We have moved our forum to GitHub Discussions. For questions about Phalcon v3/v4/v5 you can visit here and for Phalcon v6 here.

CSRF again

I met one more problem with CSRF protection. All works fine, but when I'm trying to post ANY CSRF-protected form from FIRST PAGE is always fails. I'm using pagnation:

public function indexAction($boardAbbr, $currentPage = 1)
        // Passing a resultset as data
        $paginator = new Paginator(array(
            'data' => Threads::find(array(
                'board_id = ?0',
                'bind' => array($board->id),
                'order' => 'modified_at DESC'
            'limit' => $this->config->hakaba->threadsPerPage,
            'page'  => $currentPage

        $this->view->page = $paginator->getPaginate();
        $this->view->token = $this->security->getToken();
        $this->view->tokenKey = $this->security->getTokenKey();


{% for thread in page.items %}
    {{ partial('partials/thread') }}
{% endfor %}

Notice, that the error appears on first page only. No matter is URL : https://localhost/nature or https://localhost/nature/page/1 in any case I got changed tokens But when I trying to post the form on https://localhost/nature/page/2 it's posted successfully. Any ideas?
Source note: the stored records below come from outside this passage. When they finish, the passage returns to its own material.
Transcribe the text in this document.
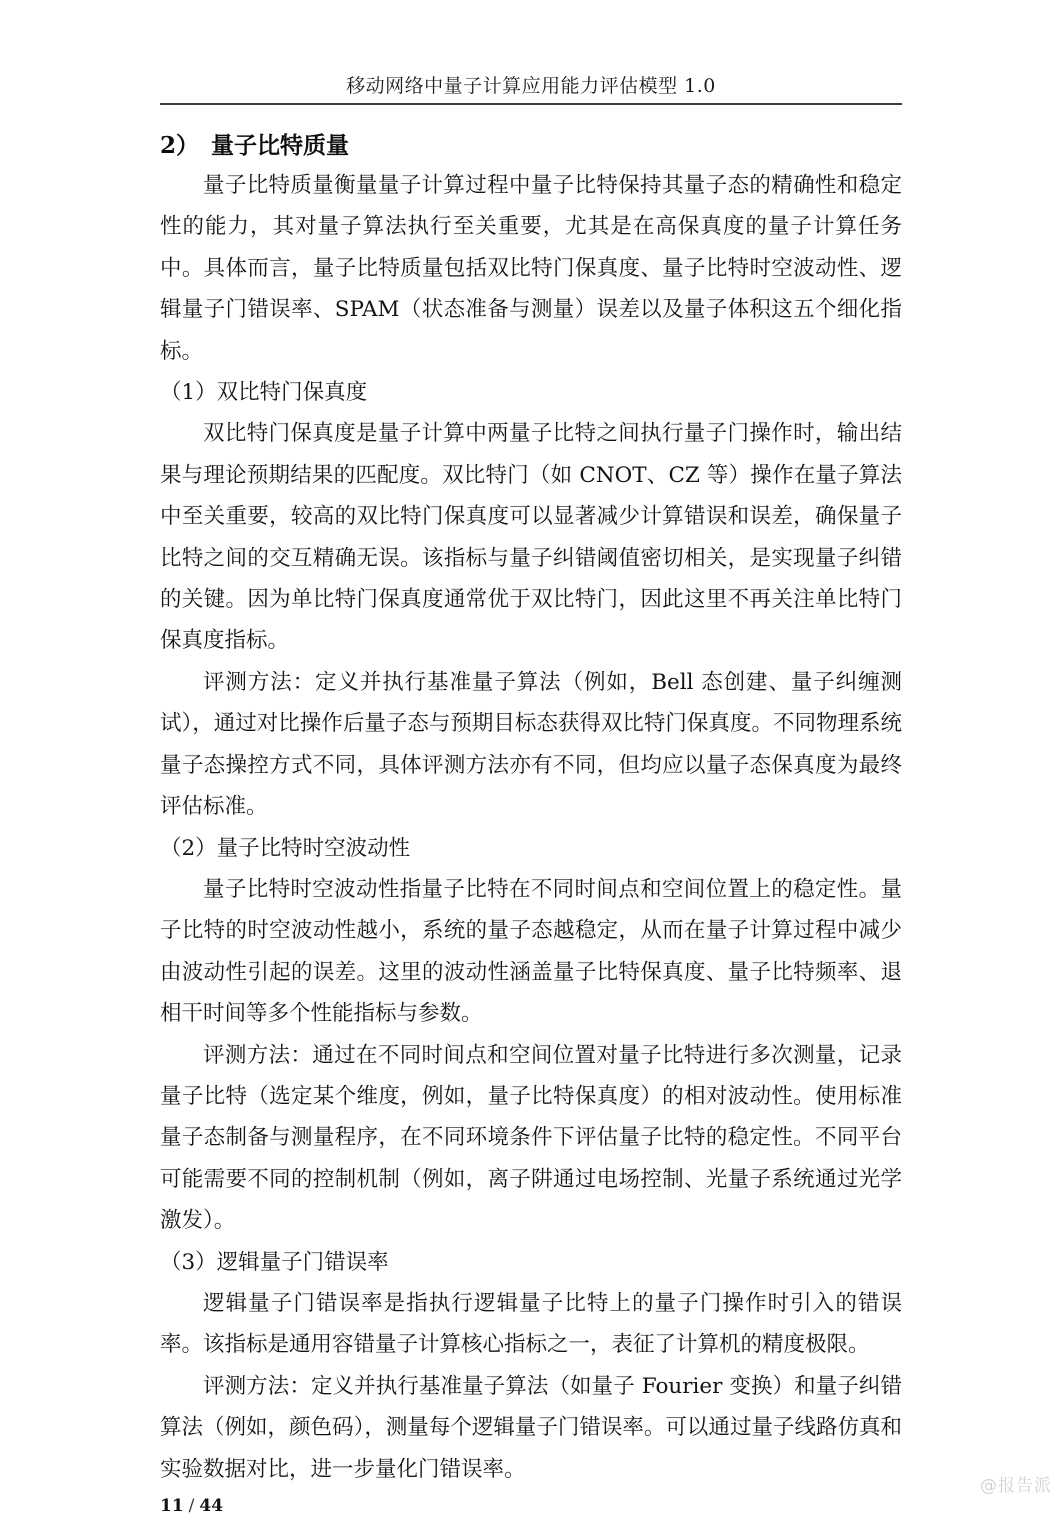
移动网络中量子计算应用能力评估模型 1.0
2） 量子比特质量

量子比特质量衡量量子计算过程中量子比特保持其量子态的精确性和稳定性的能力，其对量子算法执行至关重要，尤其是在高保真度的量子计算任务中。具体而言，量子比特质量包括双比特门保真度、量子比特时空波动性、逻辑量子门错误率、SPAM（状态准备与测量）误差以及量子体积这五个细化指标。

（1）双比特门保真度

双比特门保真度是量子计算中两量子比特之间执行量子门操作时，输出结果与理论预期结果的匹配度。双比特门（如 CNOT、CZ 等）操作在量子算法中至关重要，较高的双比特门保真度可以显著减少计算错误和误差，确保量子比特之间的交互精确无误。该指标与量子纠错阈值密切相关，是实现量子纠错的关键。因为单比特门保真度通常优于双比特门，因此这里不再关注单比特门保真度指标。

评测方法：定义并执行基准量子算法（例如，Bell 态创建、量子纠缠测试），通过对比操作后量子态与预期目标态获得双比特门保真度。不同物理系统量子态操控方式不同，具体评测方法亦有不同，但均应以量子态保真度为最终评估标准。

（2）量子比特时空波动性

量子比特时空波动性指量子比特在不同时间点和空间位置上的稳定性。量子比特的时空波动性越小，系统的量子态越稳定，从而在量子计算过程中减少由波动性引起的误差。这里的波动性涵盖量子比特保真度、量子比特频率、退相干时间等多个性能指标与参数。

评测方法：通过在不同时间点和空间位置对量子比特进行多次测量，记录量子比特（选定某个维度，例如，量子比特保真度）的相对波动性。使用标准量子态制备与测量程序，在不同环境条件下评估量子比特的稳定性。不同平台可能需要不同的控制机制（例如，离子阱通过电场控制、光量子系统通过光学激发）。

（3）逻辑量子门错误率

逻辑量子门错误率是指执行逻辑量子比特上的量子门操作时引入的错误率。该指标是通用容错量子计算核心指标之一，表征了计算机的精度极限。

评测方法：定义并执行基准量子算法（如量子 Fourier 变换）和量子纠错算法（例如，颜色码），测量每个逻辑量子门错误率。可以通过量子线路仿真和实验数据对比，进一步量化门错误率。

11 / 44
@报告派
Sorry, all is okay. I spent half day to realize that my action what I post to is from another controller and I just add $this->view->disable(); Now it's works!

I mistaken. Problem still exists. :((


Is the validation code right after the token generation $this->view->token = $this->security->getToken(); ?

Yes. Like this: if ($this->security->checkToken()) { / all is ok / } else { / bad token / }

But it works only few times... I don't know why and when it happens it's very mysterious thing.